Au coin de mes paupières s'est perdue la première perle salée. Le reste de l'océan s'est niché entre mes seins et au creux de mes reins et dans les recoins de nos rêves.
Ma bouche veut la tienne mes mains veulent les tiennes mes yeux veulent les tiens mes hanches veulent les tiennes mon cœur veut le tien.
Layla Lucy Fryer. Et je suis ta jumelle. Je m'empare du concret, je le griffe je le mords je le tords je le ruine. Moi, je ne veux que l'abstrait. Princesse de l'erreur. Princesse du leurre. Brisée, allumée, décalée, épuisée, torturée, assoiffée, emportée, névrosée. Mais une princesse quand même. J'ai la tiare vacillante et les gants déchirés. Qu'importe. Je reste la princesse. Tu n'oses pas me regarder. Je suis peut-être la marionnette.
Je pense. Je pense que.
Je rêve. Je rêve que.
Je me souviens. Je me souviens que.
J'espère. J'espère que.
Dis tu m'aimes ? Un peu ?
Dis ?
Un tout petit peu ?
Alors ?
Je ne comprends pas. Tes mots retombent sur le paillasson comme des gouttes d'eau. Ploc ploc. Ploc. Je baisse la tête pour les regarder et les comprendre. Avec de petites clés j'essaie d'en ouvrir les quelques serrures apparentes mais j'ai le sentiment qu'il y en a d'autres que tu m'as cachées et qui resteront scellées jusqu'à l'infini. Alors je me redresse pour rencontrer ton regard mais ta bouche m'a déjà kidnappée. Et séquestrée. Et escroquée. Le temps ralentit, l'espace entre les secondes s'agrandit. Dans mes veines, mon sang grésille, on entend même ses clapotis au loin. Et aux commissures se forme un minuscule et ridicule sourire. Je pense qu'à une chose, récupérer tes baisers. Effleurer mordiller embrasser. Et tant pis si je pleure. Tant pis si j'en meurs.
Je crois qu'on a beaucoup de choses à se dire, nous deux.Je cligne des yeux, une fois deux fois trois fois, pour faire tomber sur ma cuisse les restes d'un rêve périmé. J'époussette les quelques paillettes déchues sur mon pantalon. Mais déjà je sens les rouages qui se relancent en moi, je vibre j'en tremble et les filaments des chimères s'étendent à l'infini.
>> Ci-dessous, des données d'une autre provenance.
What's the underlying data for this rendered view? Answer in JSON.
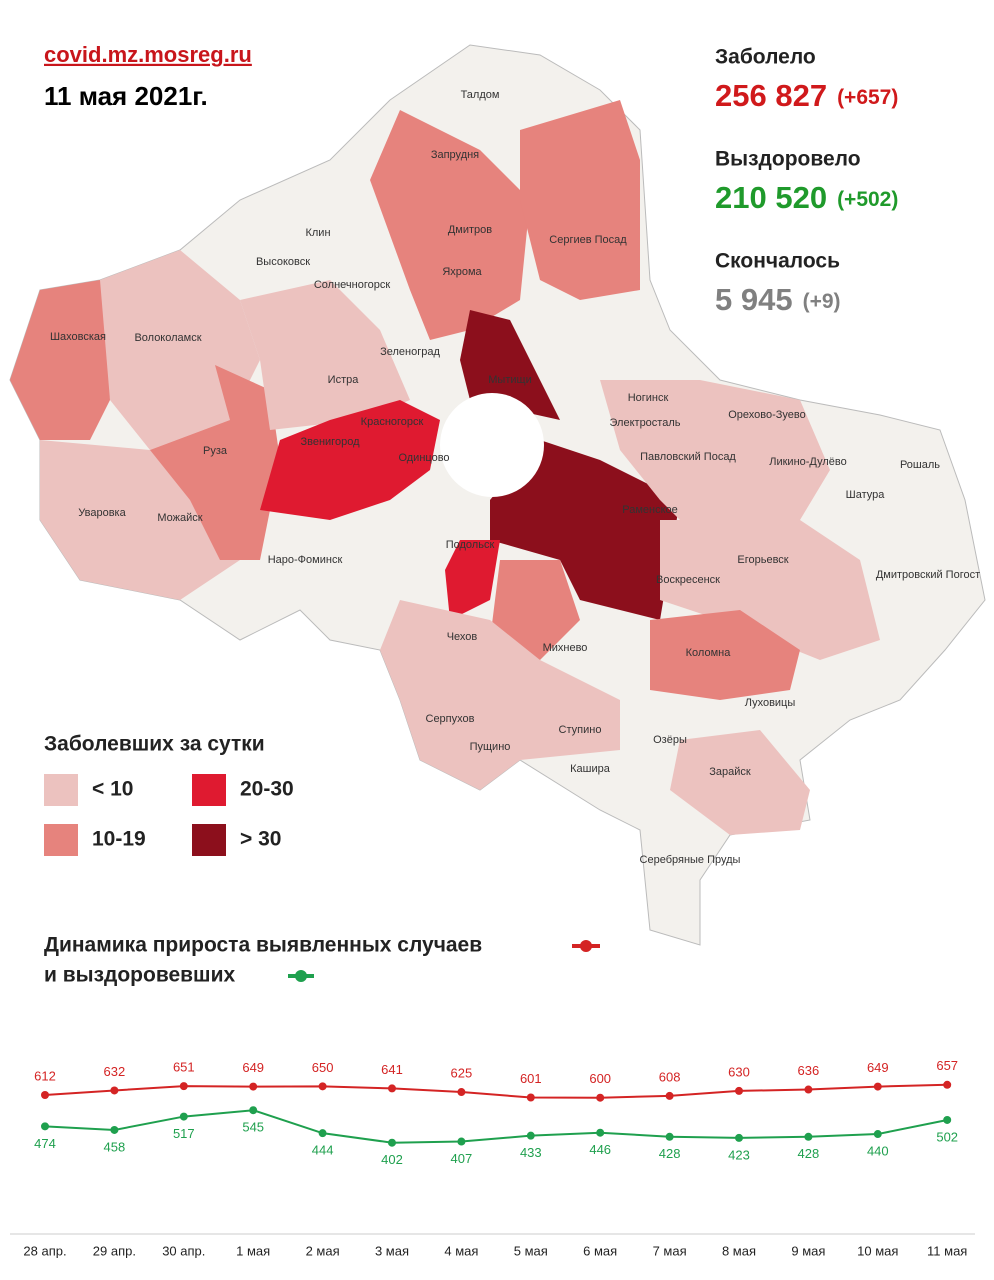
{
  "header": {
    "site": "covid.mz.mosreg.ru",
    "date": "11 мая 2021г."
  },
  "stats": [
    {
      "label": "Заболело",
      "value": "256 827",
      "delta": "(+657)",
      "color": "#d0191b"
    },
    {
      "label": "Выздоровело",
      "value": "210 520",
      "delta": "(+502)",
      "color": "#1f9a2b"
    },
    {
      "label": "Скончалось",
      "value": "5 945",
      "delta": "(+9)",
      "color": "#808080"
    }
  ],
  "legend": {
    "title": "Заболевших за сутки",
    "items": [
      {
        "label": "< 10",
        "color": "#ecc2bf"
      },
      {
        "label": "10-19",
        "color": "#e6837d"
      },
      {
        "label": "20-30",
        "color": "#df1a30"
      },
      {
        "label": "> 30",
        "color": "#8c0f1c"
      }
    ]
  },
  "map": {
    "towns": [
      "Талдом",
      "Запрудня",
      "Клин",
      "Дмитров",
      "Сергиев Посад",
      "Высоковск",
      "Яхрома",
      "Солнечногорск",
      "Шаховская",
      "Волоколамск",
      "Зеленоград",
      "Истра",
      "Мытищи",
      "Ногинск",
      "Орехово-Зуево",
      "Красногорск",
      "Электросталь",
      "Звенигород",
      "Павловский Посад",
      "Одинцово",
      "Ликино-Дулёво",
      "Руза",
      "Рошаль",
      "Шатура",
      "Уваровка",
      "Можайск",
      "Раменское",
      "Наро-Фоминск",
      "Подольск",
      "Егорьевск",
      "Воскресенск",
      "Дмитровский Погост",
      "Чехов",
      "Михнево",
      "Коломна",
      "Луховицы",
      "Серпухов",
      "Ступино",
      "Пущино",
      "Озёры",
      "Кашира",
      "Зарайск",
      "Серебряные Пруды"
    ]
  },
  "chart_data": {
    "type": "line",
    "title": "Динамика прироста выявленных случаев",
    "subtitle": "и выздоровевших",
    "categories": [
      "28 апр.",
      "29 апр.",
      "30 апр.",
      "1 мая",
      "2 мая",
      "3 мая",
      "4 мая",
      "5 мая",
      "6 мая",
      "7 мая",
      "8 мая",
      "9 мая",
      "10 мая",
      "11 мая"
    ],
    "series": [
      {
        "color": "#d42424",
        "values": [
          612,
          632,
          651,
          649,
          650,
          641,
          625,
          601,
          600,
          608,
          630,
          636,
          649,
          657
        ]
      },
      {
        "color": "#1fa04e",
        "values": [
          474,
          458,
          517,
          545,
          444,
          402,
          407,
          433,
          446,
          428,
          423,
          428,
          440,
          502
        ]
      }
    ],
    "ylim": [
      0,
      700
    ]
  }
}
La machinerie des rêves est enclenchée.
La guerre de l'inconscient est déclarée.
Ҩ
Il y a le murmure de la nuit,
le silence de nos âmes,
le doute qui s'évanouit,
l'implosion de nos maux,
et la solitude qui s'enfuit.
Fragilité.
Ne te penche pas
par-delà les nuages,
ne vacille pas,
ne trébuche pas,
j'ai le temps,
je t'en prie,
attends-nous.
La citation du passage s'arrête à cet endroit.